Femmes battues : débat autour d'une enquête

En 2003, les conclusions de la première grande enquête française consacrée aux violences subies par les femmes a provoqué une polémique, qui questionne le regard porté sur les rapports homme/femme et aussi sur le féminisme.

Lors de la conférence mondiale sur les femmes à Pékin en 1995, les gouvernements ont été invités à produire des statistiques précises sur les violences faites aux femmes. Une recommandation concrétisée en France par différentes institutions, autour du secrétariat d'Etat aux Droits des femmes, qui ont lancé l'enquête Enveff (Enquête nationale sur les violences envers les femmes en France), la première du genre dans notre pays. Une équipe pluridisciplinaire ? démographes, sociologues, statisticiens, etc. ? a mis au point un questionnaire, soumis, durant l'année 2000, par téléphone à près de 7 000 femmes âgées de 20 à 59 ans.

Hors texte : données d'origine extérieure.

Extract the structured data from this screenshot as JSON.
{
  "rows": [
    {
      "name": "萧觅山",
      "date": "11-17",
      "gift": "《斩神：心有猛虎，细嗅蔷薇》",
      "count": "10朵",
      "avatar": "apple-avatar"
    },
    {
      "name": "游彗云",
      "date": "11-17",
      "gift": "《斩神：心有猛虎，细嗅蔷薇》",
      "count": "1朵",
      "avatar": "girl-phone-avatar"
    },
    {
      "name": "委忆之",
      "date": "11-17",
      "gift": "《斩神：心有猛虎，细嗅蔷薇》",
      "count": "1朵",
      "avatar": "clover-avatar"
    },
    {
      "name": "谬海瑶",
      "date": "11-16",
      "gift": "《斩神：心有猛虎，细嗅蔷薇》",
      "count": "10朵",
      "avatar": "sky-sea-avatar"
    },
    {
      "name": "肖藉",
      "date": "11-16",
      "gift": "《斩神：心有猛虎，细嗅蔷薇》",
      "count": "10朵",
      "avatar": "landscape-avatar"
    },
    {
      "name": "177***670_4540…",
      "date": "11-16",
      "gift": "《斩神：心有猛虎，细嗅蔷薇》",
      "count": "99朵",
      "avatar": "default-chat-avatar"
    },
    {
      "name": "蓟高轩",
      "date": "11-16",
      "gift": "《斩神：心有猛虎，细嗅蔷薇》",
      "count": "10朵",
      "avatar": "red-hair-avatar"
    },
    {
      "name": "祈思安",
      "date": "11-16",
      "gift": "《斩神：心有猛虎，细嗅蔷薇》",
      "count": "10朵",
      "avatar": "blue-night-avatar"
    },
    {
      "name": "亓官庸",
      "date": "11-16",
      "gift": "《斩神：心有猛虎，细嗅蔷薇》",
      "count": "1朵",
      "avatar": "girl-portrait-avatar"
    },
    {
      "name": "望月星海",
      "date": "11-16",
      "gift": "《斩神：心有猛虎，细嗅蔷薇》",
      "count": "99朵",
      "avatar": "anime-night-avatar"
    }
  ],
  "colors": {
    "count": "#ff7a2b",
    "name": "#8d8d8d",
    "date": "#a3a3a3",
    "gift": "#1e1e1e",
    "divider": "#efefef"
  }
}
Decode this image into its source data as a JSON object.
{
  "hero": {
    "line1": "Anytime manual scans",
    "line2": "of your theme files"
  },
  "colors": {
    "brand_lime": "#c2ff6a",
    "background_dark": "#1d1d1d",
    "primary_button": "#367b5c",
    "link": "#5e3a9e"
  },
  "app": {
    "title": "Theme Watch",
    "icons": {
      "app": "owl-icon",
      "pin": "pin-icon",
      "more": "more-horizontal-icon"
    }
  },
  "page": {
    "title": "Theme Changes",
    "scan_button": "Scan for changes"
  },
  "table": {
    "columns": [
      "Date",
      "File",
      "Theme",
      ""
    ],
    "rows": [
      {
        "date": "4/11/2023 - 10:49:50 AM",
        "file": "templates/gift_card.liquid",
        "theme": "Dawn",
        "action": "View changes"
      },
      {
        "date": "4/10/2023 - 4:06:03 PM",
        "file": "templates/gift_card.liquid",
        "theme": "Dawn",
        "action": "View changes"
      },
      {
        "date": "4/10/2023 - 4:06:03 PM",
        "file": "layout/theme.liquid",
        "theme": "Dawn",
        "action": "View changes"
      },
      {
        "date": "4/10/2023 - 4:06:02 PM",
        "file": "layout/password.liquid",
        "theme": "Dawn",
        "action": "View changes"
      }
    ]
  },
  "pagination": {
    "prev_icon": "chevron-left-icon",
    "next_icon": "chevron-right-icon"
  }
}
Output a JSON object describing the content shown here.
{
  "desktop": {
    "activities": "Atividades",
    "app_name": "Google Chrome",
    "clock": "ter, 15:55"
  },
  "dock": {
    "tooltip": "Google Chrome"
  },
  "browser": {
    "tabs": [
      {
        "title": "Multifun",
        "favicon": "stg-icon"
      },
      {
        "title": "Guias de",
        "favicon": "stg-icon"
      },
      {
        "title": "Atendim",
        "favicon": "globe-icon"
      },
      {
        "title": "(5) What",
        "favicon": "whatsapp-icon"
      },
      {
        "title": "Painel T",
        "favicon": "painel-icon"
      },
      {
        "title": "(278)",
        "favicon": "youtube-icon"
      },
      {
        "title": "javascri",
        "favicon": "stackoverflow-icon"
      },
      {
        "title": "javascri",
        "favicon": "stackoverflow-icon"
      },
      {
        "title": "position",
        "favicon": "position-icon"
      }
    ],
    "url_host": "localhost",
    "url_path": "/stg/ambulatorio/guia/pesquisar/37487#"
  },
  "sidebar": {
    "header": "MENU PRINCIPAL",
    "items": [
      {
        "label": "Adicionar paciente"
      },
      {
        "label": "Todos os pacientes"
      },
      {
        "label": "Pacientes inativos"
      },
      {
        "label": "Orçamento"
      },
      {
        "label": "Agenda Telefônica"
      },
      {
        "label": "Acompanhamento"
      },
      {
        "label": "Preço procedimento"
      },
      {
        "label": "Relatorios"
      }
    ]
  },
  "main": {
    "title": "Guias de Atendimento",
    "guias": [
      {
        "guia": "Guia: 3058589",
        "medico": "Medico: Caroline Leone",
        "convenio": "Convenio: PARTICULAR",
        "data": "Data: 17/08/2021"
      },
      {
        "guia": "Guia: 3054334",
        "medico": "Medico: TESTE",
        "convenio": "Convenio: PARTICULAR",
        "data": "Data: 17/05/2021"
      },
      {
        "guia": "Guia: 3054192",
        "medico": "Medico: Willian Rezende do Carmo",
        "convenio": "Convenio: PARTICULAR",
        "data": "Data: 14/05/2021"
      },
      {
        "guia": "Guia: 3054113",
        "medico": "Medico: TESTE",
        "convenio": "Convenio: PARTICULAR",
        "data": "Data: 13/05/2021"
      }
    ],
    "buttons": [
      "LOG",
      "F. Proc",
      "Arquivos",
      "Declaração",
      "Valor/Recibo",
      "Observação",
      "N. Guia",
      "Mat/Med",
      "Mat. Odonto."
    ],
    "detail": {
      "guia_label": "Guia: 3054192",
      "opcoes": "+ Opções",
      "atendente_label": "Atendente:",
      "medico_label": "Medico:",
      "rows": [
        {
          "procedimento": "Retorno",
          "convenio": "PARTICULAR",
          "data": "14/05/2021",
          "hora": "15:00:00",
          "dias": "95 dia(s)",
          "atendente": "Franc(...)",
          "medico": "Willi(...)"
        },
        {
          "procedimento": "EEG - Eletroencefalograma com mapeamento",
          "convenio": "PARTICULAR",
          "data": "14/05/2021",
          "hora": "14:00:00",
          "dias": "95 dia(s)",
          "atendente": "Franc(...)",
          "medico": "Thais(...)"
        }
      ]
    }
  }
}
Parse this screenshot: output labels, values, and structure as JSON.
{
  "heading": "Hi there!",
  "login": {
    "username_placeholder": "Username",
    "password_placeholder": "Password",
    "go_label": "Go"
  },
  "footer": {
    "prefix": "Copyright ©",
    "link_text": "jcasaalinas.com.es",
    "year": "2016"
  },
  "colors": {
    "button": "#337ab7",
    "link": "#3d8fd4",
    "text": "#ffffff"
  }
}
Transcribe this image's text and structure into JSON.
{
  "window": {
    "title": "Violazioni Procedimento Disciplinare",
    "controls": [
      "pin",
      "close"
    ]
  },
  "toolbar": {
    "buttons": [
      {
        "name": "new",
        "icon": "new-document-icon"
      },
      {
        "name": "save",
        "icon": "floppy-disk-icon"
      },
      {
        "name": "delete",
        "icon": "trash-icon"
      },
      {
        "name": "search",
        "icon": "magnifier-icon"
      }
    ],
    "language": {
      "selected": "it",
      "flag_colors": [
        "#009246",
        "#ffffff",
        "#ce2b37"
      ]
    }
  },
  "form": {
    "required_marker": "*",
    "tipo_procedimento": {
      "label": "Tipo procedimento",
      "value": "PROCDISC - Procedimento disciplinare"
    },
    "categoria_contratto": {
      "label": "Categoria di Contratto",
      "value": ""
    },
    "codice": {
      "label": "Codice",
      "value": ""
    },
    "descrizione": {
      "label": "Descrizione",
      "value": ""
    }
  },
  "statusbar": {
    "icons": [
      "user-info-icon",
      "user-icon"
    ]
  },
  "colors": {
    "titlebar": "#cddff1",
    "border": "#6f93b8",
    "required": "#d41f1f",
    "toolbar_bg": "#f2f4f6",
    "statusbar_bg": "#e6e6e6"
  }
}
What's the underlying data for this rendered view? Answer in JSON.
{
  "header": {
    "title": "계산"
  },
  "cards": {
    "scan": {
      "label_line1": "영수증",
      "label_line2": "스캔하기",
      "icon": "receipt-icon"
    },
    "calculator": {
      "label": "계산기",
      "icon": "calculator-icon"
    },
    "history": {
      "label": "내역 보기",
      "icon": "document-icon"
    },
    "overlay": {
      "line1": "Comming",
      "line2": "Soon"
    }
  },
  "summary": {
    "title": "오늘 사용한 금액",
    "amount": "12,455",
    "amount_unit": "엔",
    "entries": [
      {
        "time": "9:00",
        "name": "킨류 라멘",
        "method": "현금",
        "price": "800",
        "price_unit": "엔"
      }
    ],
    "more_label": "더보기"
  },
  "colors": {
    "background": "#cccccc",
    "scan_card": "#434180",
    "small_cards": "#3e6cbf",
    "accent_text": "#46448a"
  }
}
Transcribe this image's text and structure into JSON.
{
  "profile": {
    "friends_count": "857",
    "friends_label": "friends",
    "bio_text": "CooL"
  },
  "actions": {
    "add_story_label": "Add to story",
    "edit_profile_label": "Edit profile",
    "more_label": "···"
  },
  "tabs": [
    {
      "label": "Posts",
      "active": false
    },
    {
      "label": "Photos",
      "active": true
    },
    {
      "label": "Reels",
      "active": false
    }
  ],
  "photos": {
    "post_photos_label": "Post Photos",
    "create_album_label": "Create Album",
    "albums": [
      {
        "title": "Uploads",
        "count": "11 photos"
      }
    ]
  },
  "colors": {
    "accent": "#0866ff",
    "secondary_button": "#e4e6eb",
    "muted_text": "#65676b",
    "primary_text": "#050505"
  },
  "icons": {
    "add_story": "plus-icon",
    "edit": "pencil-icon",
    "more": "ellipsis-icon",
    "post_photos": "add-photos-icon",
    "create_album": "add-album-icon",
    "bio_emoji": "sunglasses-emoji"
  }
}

Dès 2001, les premiers résultats de l'enquête Enveff ont été progressivement rendus publics, largement relayés et commentés par la presse. La sortie, en juin 2003, de l'analyse détaillée des données obtenues 1 a précédé de peu un fait divers tragique et fortement médiatisé : la mort de l'actrice Marie Trintignant, appelée à devenir le symbole de la violence conjugale. De violence conjugale, il en est question dans cette enquête, mais également de toutes les autres formes de violence subies par les femmes, dans la sphère privée, mais également l'espace public et le cadre professionnel, sur une période de douze mois : des insultes au harcèlement sexuel, des pressions psychologiques aux agressions physiques, le panel est très large. Les données extrêmement détaillées (qui concernent aussi les violences envers les femmes migrantes, ou les démarches entreprises auprès des instances judiciaires) battent en brèche l'image traditionnelle de la « femme battue ». Les violences toucheraient les femmes sans distinction de milieu ou d'âge, mais leur forme diffère selon certains profils : les jeunes femmes (de moins de 25 ans) subiraient plus que les autres des atteintes et agressions de toute nature dans la sphère conjugale. Les agressions physiques seraient, contrairement à ce qu'on pourrait supposer, aussi fréquentes chez les cadres que chez les ouvrières (environ 3 % déclarent avoir été victimes de violences conjugales dans chacune de ces catégories).